先有百官们依次献礼,贺礼都是进行挑选准备的,太后见惯了这些珍宝,却也只能笑着敷衍收下。
在她心里,最重要的,还是自己儿孙们的孝心。
百官献礼,众人也都开始相互敬酒。
太后今晚明显很开心,更是多饮了几杯。
直到上官晴的时候,她看着上官晴一身女将军的装扮,有了片刻出神。
上官晴端着锦盒,里面是一身她刚射得的墨狐,所制作的狐裘,上面绣着的图案,也很适合太后:“太后,这是微臣前不久刚猎的墨狐皮所做的,待天气冷了下来,太后穿上,可保暖。”
“是晴儿丫头啊,哀家很喜欢。”太后开心的招了招手,示意上官晴走近前来。
太后看着她步步走近,恍惚间好似看到了一个人影,她眼里蓄起了泪花,上官晴跪坐在她跟前,她伸出的手,都有些颤抖。
轻柔的抚摸着她那高挽的墨发,声音哽咽:“孩子,你好好的一个女儿家,在外领兵打仗,太苦了,回来吧,回到哀家身边来吧。”
“太后,微臣不觉苦,能为我慕王朝镇守边关,是微臣的职责所在。”上官晴笑道,她知道太后心疼她,可是,她不想被困在都城,被慕邺绑着姻缘。
“你怎么那么的不听话,只留下哀家这一个老人,在宫中望眼欲穿,就等着,等着你回来呢。”太后言词真切,已然落泪,她哽咽着,看着上官晴:“哀家的,哀家的韶卿,哀家的韶卿就是在外出战,再也回不来了,要是韶卿还在,她的女儿,都应该和你一般大了。”
大殿里的人,听得清楚,太后这是,想到了已故的韶卿长公主。
众人大气都不敢出,只是愣愣的看着在那里流泪的太后,和已经脸色渐渐铁青的慕邺。
慕邺出言冰冷,没了刚刚那般亲和的语气:“母后,皇妹逝世多年,你就别再挂心,徒伤自身。”
“哀家想她了,哀家的韶卿,为什么那么多年,都不出现在哀家的梦中。“太后垂泪,抬手擦了擦眼泪。
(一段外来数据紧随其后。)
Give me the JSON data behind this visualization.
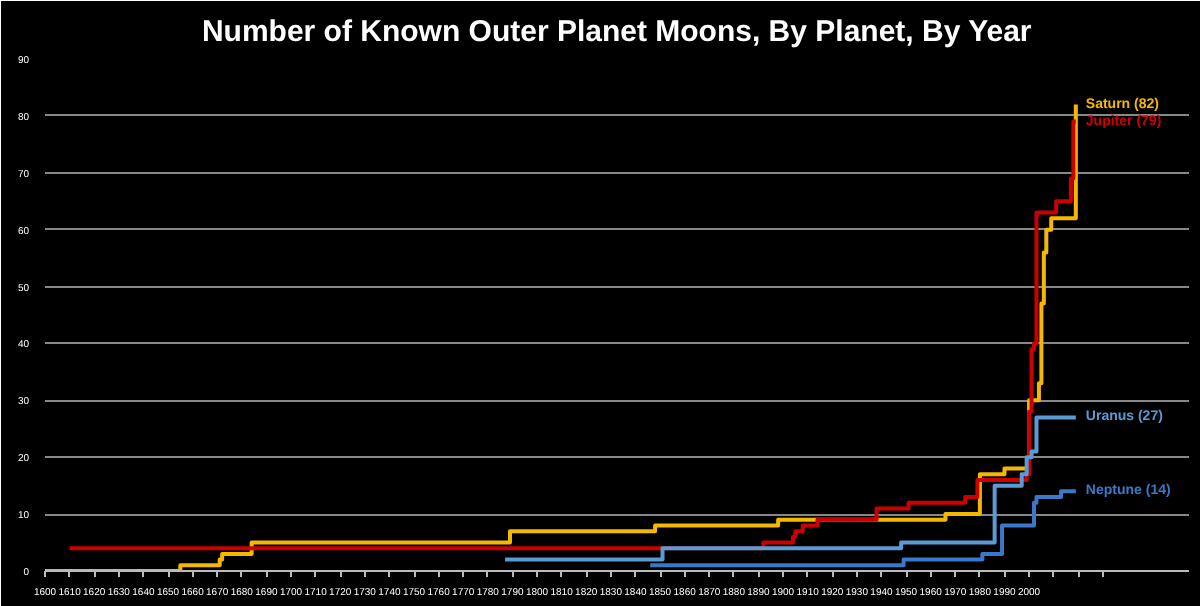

“母后!”慕邺突然声音大了许多,让众人皆是一惊,大殿内的歌舞,也都停了下来。
洛浔静静的看着这一切,果如林启言他们所言,韶卿长公主,在朝中就是如同一个忌讳。
是慕邺不可触及的逆鳞般,太后只不过思念女儿,他就可以当着这么多人的面,给太后摆上了皇帝的架势。
俨然没有刚刚那一场,母慈子孝的模样。
太后已然停了哭泣,不再言语,慕邺咬了咬牙,轻咳了一声:“母后所言,倒是让孤想起一桩事。”
“哦?圣上想起什么了?”太后问道。